Sur la demande subsidiaire, de consignation :
Ainsi qu’il vient d’être mentionné, le montant des sommes auxquelles a été condamnée la société Optima Energie, rapporté au revenu annuel de M. [V], ne peut permettre d’exclure, de la part de ce dernier, une difficulté à rembourser les sommes fixées par le jugement en cas d’infirmation de celui-ci en cause d’appel. Corrélativement, la société Optima Energie indique elle-même qu’elle est en situation de grande difficulté financière de sorte que sa fragilité commande également de préserver les droits de M. [V] en faisant droit à la proposition de consignation spontanément faite par la société Optima Energie.
En application de l’article 521 du code de procédure civile, la partie condamnée au paiement de sommes autres que des aliments, des rentes indemnitaires ou des provisions peut éviter que l’exécution provisoire soit poursuivie en consignant sur autorisation du juge, les espèces ou les valeurs suffisantes pour garantir en principal, intérêts et frais, le montant de la condamnation.

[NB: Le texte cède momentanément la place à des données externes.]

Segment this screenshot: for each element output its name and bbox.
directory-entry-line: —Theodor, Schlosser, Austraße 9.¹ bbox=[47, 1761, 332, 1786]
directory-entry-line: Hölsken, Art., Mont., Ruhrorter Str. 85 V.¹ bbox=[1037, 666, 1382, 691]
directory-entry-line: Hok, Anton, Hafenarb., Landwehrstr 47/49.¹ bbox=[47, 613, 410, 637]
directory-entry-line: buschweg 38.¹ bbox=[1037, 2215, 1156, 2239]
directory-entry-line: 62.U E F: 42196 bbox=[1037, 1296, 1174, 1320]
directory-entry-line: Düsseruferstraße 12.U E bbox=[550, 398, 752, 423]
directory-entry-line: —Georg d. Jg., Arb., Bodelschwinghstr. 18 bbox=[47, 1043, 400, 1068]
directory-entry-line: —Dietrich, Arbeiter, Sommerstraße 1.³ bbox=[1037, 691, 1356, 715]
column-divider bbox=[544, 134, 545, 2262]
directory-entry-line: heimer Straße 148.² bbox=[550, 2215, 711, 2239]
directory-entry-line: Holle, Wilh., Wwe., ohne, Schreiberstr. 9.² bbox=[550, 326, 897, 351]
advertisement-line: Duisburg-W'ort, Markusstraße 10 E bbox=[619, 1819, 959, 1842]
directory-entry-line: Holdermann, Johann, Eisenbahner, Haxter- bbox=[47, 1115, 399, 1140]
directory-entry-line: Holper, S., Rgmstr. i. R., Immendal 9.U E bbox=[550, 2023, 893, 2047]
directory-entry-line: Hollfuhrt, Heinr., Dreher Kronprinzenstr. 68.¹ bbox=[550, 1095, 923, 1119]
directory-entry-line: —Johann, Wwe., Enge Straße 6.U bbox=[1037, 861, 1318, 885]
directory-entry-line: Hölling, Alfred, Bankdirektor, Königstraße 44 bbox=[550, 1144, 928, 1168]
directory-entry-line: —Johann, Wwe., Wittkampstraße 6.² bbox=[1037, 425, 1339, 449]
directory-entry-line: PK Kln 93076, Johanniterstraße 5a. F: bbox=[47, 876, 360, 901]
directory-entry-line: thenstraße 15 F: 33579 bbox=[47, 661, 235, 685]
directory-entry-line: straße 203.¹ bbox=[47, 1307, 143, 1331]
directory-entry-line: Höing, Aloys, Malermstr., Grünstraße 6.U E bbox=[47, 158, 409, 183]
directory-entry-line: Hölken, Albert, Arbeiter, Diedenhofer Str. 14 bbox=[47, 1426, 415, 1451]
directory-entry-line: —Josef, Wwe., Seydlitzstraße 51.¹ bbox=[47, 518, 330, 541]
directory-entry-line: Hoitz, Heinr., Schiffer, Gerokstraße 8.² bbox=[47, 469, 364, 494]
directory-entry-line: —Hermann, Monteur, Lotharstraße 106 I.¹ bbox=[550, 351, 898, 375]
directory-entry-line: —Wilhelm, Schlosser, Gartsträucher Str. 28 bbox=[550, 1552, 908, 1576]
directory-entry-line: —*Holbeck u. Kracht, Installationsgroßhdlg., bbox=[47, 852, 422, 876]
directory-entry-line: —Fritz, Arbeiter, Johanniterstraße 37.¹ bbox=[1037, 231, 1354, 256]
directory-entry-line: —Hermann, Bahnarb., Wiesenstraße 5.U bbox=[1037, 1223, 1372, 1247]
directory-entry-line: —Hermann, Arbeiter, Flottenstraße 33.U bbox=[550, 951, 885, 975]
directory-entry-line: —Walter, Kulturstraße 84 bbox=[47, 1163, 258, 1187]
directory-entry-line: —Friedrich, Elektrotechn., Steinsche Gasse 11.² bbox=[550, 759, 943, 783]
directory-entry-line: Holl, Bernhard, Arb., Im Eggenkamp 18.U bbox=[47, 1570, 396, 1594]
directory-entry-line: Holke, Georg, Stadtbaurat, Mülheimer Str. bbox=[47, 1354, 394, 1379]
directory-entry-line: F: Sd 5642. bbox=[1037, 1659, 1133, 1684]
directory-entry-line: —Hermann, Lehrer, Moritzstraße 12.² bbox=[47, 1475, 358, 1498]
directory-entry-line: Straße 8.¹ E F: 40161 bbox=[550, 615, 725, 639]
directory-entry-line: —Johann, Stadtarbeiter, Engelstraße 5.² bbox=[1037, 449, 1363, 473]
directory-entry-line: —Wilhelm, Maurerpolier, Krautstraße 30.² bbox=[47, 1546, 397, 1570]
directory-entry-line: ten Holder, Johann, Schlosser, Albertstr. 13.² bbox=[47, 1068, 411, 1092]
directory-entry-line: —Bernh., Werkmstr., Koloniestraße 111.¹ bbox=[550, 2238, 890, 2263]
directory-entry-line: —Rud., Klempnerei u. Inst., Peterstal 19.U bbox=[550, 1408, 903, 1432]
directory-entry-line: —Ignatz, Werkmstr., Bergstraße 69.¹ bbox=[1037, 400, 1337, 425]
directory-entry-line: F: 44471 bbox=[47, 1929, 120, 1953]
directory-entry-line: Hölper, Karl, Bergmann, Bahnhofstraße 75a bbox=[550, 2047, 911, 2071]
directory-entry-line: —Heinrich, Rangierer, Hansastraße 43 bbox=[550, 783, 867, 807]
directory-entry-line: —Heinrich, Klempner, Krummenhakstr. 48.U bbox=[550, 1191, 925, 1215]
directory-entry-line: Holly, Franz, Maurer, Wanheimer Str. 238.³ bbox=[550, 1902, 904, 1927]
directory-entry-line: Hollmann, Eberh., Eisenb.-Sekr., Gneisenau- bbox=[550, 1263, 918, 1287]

La possibilité d’aménager l’exécution provisoire prévue par cet article n’est pas subordonnée à la condition que l’exécution risque d’entraîner des conséquences manifestement excessives au sens de l’article 524 du code de procédure civile.
Par ailleurs, il ne peut être fait droit à la demande de M. [V] tendant à ce que les sommes soient consignées sur le compte Carpa de son avocat car il résulte des articles 2-14° de l’ordonnance du 3 juillet 1816 relative aux attributions de la Caisse des dépôts et des consignations et L. 518-19 du code monétaire et financier que, lorsque la loi ordonne une consignation sans en indiquer le lieu, les juridictions ne peuvent autoriser de consignation auprès d’organismes autres que la Caisse des dépôts et consignations (cf à cet égard Civ. 2ème, 6 décembre 2012, pourvoi n° 11-24.443, Bull. 2012, II, n° 203).
Aussi convient-il de condamner la société Optima Energie à consigner la somme de 77.077,18 euros auprès de la Caisse des dépôts et consignations, en lui laissant un délai de trois mois pour ce faire afin de rassembler les fonds.
Sur les mesures accessoires :
Compte tenu de ce que la décision est prise dans l’intérêt de chacune des deux parties et de ce que la société Optima Energie est déboutée de sa demande principale mais reçue en sa demande subsidiaire, il convient de laisser à chacune des parties la charge des dépens qu’elles ont respectivement exposés dans le cadre de la présente instance et de rejeter leurs demandes formulées au titre de l’article 700 du code de procédure civile.
PAR CES MOTIFS
Rejetons la demande d’arrêt de l’exécution provisoire formée par la société Optima Energie ;
Autorisons la société Optima Energie à consigner la somme de 77.077,18 euros auprès de la Caisse des dépôts et consignations, dans un délai de trois mois à compter de la délivrance de la copie exécutoire de la présente ordonnance ;
Disons que faute de consignation dans ce délai, l’exécution provisoire retrouvera son entier effet ;
Disons que la Caisse des Dépôts et Consignations ne sera déliée de sa mission que sur la volonté commune des parties exprimée par une transaction ou sur présentation de l’arrêt de la cour d’appel statuant sur l’appel interjeté à l’encontre du jugement susvisé et de sa signification ;
Laissons à chacune des parties la charge des dépens qu’elles ont respectivement exposés dans le cadre de la présente instance ;
Rejetons les demandes respectives des parties formées au titre de l’article 700 du code de procédure civile.